Selection of glucometers suitable for GDM screening and diagnosis

Multiple glucometers were selected for assessment as we anticipated inconsistencies in performance between brands. There are independent reports of suboptimal glucometer fulfilment of ISO recommendations post-marketing [13]. Although the FIGO has endorsed the use of handheld plasma calibrated glucometers in low resource settings that are remote from laboratory services, they acknowledge there are no standards for their use in the screening and diagnosis of GDM [7]. This study was a calibration exercise between glucometers, the use of which is endorsed by the WHO and FIGO, and a local calibrated laboratory, in the setting of a low resource urban CHC rather than an optimal research setting. The ISO 1597:2013 recommendations for glucometer accuracy describe voluntary, manufacturer conducted, premarketing evaluation of the minimal accuracy requirements of over the counter glucometers [12]. The validation of glucometers level of compliance with ISO 15197:2013 recommendations would require a controlled research setting which was beyond the scope of this study. Independent ongoing surveillance of glucometer performance is necessary to ensure their safe use in screening for GDM.

Limitations

All our participants were indigenous African women and these results may not be generalizable beyond this population.

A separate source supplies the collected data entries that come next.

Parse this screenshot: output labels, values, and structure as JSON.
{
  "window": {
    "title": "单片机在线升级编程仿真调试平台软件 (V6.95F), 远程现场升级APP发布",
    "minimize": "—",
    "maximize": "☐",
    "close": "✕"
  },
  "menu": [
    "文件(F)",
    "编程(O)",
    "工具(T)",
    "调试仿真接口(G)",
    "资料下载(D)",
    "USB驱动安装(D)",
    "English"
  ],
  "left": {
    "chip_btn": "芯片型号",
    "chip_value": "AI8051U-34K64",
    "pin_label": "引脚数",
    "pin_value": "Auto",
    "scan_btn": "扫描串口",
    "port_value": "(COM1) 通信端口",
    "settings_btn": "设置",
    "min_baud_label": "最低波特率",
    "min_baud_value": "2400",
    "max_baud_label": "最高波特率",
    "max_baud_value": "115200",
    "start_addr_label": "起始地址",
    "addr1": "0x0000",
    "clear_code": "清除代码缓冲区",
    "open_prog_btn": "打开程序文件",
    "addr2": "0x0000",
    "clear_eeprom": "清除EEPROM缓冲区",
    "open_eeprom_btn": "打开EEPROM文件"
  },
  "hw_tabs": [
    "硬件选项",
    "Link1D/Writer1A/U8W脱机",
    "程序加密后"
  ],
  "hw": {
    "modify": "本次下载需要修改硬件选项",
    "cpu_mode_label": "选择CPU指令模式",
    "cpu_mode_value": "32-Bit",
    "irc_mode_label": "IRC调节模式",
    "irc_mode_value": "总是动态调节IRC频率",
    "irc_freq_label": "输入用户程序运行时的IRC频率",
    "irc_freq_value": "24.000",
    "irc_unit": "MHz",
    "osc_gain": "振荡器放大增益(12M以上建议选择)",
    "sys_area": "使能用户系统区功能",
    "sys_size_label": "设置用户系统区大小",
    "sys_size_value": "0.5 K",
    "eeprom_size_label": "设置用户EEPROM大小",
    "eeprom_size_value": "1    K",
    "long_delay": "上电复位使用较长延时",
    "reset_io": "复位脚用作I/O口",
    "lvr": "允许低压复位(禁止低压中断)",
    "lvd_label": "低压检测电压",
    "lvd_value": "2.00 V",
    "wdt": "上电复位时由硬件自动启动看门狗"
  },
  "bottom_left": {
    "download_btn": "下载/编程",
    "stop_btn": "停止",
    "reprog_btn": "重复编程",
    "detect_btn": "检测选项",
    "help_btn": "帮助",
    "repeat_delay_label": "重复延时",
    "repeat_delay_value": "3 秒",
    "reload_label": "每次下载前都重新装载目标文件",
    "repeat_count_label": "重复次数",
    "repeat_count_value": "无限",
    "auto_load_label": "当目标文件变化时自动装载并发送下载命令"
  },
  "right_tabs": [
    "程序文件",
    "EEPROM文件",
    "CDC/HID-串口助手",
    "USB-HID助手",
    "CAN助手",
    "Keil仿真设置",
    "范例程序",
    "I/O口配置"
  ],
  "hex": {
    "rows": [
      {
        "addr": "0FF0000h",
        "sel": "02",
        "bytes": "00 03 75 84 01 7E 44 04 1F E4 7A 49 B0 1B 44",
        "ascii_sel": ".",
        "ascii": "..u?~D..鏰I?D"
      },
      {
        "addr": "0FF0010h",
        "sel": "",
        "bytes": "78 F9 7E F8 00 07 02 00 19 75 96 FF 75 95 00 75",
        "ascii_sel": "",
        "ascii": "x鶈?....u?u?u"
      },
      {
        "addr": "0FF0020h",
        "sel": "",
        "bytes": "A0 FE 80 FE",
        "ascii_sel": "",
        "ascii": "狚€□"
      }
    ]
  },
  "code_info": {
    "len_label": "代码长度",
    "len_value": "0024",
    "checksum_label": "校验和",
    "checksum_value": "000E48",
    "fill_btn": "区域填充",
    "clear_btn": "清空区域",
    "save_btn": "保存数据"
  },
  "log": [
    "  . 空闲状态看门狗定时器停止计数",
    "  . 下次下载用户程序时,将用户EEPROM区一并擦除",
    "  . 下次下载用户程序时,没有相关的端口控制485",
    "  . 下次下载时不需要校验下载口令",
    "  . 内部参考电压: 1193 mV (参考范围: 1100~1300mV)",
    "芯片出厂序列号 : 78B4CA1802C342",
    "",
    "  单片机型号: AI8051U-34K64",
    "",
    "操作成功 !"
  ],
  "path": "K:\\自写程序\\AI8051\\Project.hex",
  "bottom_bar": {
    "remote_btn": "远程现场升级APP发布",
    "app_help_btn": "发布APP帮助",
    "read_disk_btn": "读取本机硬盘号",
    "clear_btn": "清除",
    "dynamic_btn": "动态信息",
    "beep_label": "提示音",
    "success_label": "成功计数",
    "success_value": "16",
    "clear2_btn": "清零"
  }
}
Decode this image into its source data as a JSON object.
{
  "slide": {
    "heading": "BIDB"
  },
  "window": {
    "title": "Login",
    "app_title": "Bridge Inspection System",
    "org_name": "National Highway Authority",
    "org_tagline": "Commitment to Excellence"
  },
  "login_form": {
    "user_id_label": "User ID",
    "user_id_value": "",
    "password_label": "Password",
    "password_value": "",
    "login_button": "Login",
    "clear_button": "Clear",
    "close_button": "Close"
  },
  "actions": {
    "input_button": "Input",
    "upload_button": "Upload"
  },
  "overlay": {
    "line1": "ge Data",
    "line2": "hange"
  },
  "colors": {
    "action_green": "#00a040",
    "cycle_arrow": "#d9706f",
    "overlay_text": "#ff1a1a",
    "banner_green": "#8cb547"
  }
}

This pragmatic study was conducted in the setting of a low resource community clinic, which may equate to routine care and it was not possible to process venous samples immediately. This may have resulted in a lower level of glucose measured by the laboratory with a relative underestimation of GDM prevalence by this reference test. The low prevalence of GDM in this study population limits the generalisability of using glucometers for screening purposes.

Conclusion

The future use of plasma calibrated glucometers rather than laboratory services is inevitable and even desirable in low resource community clinic settings. However, only selected ISO 15197:2013 compliant glucometers may be suitable for the screening of GDM and then, only based on an elevated fasting blood glucose and not for a complete OGTT. This study provides evidence of a pragmatic and valid approach for the use of selected glucometers to determine fasting blood glucose concentration in pregnant women and may be essential to rolling out universal screening for GDM in low resource settings.